ACE leadership keynotes NEB-hosted training event for fuel retailers interested in adding E15, higher ethanol blends
Posted on 09/03/2019
Sioux Falls, SD (September 3, 2019) – As the first summer of nation-wide approved E15 use winds to an end, the American Coalition for Ethanol (ACE) continues its efforts to ensure retailers understand their hands are no longer tied by red tape preventing them from offering lower priced, higher octane E15 fuel to their customers all year. As a former fuel retailer himself, ACE Senior Vice President Ron Lamberty heads these efforts at the organization, working directly with retailers and connecting them with their peers. Last week, Lamberty keynoted a fuel retailer workshop hosted by the Nebraska Ethanol Board (NEB) for marketers from across the state who wanted to learn more about the benefits and ease of offering E15.
“Events like this remind me of the ‘old days' when I was traveling around the country helping fuel marketers understand the facts about ethanol and the math of E10,” Lamberty said. “Back then, marketers were concerned because ethanol was new, and they were unfamiliar. Today, although retailers have been handling ethanol blends for decades without problems, they’ve also been pounded with anti-ethanol mythology about higher blends by folks trying to roll back gains ethanol has made in the marketplace.
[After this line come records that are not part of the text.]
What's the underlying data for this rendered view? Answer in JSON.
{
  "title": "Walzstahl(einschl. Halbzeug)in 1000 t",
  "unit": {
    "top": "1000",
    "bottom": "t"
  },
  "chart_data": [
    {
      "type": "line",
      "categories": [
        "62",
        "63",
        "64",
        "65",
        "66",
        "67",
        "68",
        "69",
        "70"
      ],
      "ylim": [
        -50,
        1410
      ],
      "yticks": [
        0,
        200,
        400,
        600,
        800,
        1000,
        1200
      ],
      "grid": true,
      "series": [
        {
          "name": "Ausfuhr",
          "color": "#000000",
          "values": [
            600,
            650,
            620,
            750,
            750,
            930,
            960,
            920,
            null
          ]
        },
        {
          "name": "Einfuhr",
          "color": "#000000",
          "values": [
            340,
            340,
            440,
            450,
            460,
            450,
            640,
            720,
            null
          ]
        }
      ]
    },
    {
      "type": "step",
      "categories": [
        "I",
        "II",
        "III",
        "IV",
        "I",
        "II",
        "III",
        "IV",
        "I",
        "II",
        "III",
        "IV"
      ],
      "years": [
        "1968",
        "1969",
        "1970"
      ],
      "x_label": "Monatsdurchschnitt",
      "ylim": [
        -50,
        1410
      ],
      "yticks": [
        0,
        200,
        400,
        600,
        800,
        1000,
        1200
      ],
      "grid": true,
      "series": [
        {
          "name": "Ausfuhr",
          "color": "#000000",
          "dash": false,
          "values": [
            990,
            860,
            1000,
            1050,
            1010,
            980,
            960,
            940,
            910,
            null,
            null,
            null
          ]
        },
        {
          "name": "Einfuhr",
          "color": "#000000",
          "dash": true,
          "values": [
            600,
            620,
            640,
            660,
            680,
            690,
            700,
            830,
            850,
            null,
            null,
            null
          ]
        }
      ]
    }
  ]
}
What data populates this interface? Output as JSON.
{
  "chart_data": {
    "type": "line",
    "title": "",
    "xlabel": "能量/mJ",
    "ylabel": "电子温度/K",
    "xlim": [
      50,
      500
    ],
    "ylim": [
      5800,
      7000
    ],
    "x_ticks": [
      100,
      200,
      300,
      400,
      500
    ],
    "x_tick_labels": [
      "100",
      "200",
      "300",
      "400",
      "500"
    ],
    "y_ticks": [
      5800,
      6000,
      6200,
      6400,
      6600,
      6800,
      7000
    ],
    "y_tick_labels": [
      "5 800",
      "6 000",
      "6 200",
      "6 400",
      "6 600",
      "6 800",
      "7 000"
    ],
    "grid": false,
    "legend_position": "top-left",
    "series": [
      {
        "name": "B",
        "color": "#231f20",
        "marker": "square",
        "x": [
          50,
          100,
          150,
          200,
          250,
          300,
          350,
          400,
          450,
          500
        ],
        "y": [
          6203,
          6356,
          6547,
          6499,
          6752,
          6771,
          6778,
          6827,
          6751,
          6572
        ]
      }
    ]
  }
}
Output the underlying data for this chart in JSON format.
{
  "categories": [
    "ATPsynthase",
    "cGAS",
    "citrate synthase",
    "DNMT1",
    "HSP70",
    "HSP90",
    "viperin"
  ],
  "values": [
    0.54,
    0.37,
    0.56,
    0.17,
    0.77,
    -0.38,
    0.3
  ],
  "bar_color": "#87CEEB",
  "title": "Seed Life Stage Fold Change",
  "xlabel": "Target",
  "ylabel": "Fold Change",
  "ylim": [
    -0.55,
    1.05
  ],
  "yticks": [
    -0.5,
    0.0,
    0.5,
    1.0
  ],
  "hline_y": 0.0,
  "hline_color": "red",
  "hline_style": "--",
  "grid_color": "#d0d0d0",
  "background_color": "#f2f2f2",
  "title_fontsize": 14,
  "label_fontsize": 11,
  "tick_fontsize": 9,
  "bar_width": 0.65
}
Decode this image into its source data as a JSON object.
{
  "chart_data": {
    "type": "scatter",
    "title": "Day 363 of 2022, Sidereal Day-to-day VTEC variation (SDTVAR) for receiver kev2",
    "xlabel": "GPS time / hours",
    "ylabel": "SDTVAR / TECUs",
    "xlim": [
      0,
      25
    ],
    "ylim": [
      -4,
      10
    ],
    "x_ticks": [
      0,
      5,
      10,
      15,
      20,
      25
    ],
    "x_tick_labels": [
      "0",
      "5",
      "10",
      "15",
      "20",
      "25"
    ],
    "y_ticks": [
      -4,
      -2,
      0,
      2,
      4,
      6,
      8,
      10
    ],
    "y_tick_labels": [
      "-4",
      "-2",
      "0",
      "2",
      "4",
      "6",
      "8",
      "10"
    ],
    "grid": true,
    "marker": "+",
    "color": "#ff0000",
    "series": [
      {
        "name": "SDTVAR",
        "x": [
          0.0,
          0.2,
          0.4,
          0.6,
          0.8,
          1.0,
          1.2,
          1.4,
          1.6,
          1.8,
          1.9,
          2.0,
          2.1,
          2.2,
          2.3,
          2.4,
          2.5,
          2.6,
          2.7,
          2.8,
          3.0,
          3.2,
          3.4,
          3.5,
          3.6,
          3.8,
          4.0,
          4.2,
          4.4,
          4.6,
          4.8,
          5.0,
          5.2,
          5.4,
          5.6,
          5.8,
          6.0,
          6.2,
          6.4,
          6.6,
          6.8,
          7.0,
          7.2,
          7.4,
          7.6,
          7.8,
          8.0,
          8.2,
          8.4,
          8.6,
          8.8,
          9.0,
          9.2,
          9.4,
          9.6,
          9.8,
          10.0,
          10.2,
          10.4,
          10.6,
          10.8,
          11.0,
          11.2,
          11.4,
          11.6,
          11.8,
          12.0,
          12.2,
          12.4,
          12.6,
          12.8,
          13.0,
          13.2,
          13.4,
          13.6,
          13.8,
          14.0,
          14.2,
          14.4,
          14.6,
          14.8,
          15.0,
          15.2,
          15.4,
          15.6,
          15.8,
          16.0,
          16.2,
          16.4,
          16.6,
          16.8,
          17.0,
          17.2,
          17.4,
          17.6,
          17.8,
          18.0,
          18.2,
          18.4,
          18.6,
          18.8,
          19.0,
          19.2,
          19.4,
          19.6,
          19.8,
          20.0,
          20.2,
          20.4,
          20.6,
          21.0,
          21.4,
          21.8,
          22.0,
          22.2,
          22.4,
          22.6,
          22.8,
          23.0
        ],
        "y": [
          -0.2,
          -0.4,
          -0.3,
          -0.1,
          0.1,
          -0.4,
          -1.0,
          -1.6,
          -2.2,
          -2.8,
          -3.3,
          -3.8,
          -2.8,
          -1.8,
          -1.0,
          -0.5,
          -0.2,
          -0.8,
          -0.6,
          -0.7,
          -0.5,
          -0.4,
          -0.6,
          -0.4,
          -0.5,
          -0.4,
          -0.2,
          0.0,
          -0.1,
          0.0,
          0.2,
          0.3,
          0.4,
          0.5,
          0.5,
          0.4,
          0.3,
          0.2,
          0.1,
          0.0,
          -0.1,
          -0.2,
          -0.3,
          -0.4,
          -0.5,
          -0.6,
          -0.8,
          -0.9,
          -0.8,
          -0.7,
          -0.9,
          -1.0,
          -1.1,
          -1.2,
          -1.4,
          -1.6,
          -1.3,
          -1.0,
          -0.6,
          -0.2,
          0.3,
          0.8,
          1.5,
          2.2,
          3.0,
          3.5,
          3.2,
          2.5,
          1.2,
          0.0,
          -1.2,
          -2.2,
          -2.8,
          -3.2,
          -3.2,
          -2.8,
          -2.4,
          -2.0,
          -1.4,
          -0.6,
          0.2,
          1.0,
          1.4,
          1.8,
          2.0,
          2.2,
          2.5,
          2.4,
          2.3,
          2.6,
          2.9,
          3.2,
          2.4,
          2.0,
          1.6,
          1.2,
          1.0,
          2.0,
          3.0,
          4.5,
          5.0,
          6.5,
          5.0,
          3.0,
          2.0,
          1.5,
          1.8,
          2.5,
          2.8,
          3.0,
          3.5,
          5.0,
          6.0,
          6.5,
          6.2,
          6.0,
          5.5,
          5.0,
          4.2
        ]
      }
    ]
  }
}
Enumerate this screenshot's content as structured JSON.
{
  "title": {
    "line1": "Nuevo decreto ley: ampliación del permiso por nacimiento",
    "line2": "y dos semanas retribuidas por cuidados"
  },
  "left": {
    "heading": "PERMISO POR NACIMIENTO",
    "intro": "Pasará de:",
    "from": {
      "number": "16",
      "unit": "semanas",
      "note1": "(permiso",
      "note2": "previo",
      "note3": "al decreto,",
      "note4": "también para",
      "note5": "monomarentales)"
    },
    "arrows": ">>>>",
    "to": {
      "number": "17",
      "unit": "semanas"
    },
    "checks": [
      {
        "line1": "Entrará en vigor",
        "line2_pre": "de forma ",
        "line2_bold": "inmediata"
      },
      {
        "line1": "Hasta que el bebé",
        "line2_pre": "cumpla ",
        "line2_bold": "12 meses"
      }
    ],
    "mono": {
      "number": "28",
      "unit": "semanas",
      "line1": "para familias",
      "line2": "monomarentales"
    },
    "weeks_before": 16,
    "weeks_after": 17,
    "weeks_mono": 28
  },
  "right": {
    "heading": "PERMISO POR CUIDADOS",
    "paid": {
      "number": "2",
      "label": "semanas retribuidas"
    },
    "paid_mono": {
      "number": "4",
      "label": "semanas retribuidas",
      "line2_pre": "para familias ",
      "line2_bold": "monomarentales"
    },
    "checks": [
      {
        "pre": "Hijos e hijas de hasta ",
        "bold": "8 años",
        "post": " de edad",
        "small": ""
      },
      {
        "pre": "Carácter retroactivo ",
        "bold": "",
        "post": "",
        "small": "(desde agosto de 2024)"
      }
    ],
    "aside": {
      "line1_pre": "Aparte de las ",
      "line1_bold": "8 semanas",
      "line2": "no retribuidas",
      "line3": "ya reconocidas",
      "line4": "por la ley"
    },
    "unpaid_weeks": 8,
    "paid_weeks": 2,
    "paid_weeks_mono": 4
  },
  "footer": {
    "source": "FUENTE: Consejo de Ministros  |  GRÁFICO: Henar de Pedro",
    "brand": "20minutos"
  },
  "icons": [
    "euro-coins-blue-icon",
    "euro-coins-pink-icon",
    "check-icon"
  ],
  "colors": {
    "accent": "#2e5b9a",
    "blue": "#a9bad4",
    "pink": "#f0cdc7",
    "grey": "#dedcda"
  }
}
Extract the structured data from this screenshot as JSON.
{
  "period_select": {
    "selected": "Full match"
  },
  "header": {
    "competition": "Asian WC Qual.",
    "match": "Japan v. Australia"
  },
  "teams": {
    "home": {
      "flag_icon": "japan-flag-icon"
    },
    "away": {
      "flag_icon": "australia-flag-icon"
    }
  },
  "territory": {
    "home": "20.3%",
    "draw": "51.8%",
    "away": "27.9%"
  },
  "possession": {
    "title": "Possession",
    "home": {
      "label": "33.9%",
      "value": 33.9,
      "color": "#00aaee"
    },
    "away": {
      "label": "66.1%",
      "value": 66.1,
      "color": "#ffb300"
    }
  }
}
Through workshops, trade shows and our flexfuelforward.com website, ACE connects prospective higher ethanol blend marketers with their peers who saw through the misinformation campaigns, added E15 and flex fuels, and made more money than they’ve ever made before.”
The one-day event included testimonies and a question and answer session with fuel retailers Randy Gard, COO of Bosselman Enterprises, owner of the Pump & Pantry convenience store chain, and Phil Smith with Aurora Coop.
“Retailers in the audience had the opportunity to ask Randy and Phil questions about higher ethanol blends and get straightforward answers from people who have already implemented the fuel successfully,” Lamberty added. “Learning from the experiences of other retailers goes a long way in making the decision of whether to offer new fuel easier, and in the end, helps sell more ethanol.”
The event agenda also included the Nebraska State Fire Marshal for the Fuels Safety Division walking through the steps to take before adding blends E15 and higher, as well as information on proper labeling of fuel dispensers, state policies supporting ethanol sales, and financial resources for expanding infrastructure.
Today, there are nearly 1,800 retail locations in 31 states selling E15. And, since the EPA approved the sale of E15 year-round, the number of retail locations selling E15 is growing and fuel retailers are seeing new customers and improved profits. While this market will continue to grow over the long-term, ACE is keeping pressure on the White House and the Environmental Protection Agency to find an immediate and meaningful solution to recent decisions which have closed 20 ethanol plants and threaten the upside potential of year-round E15.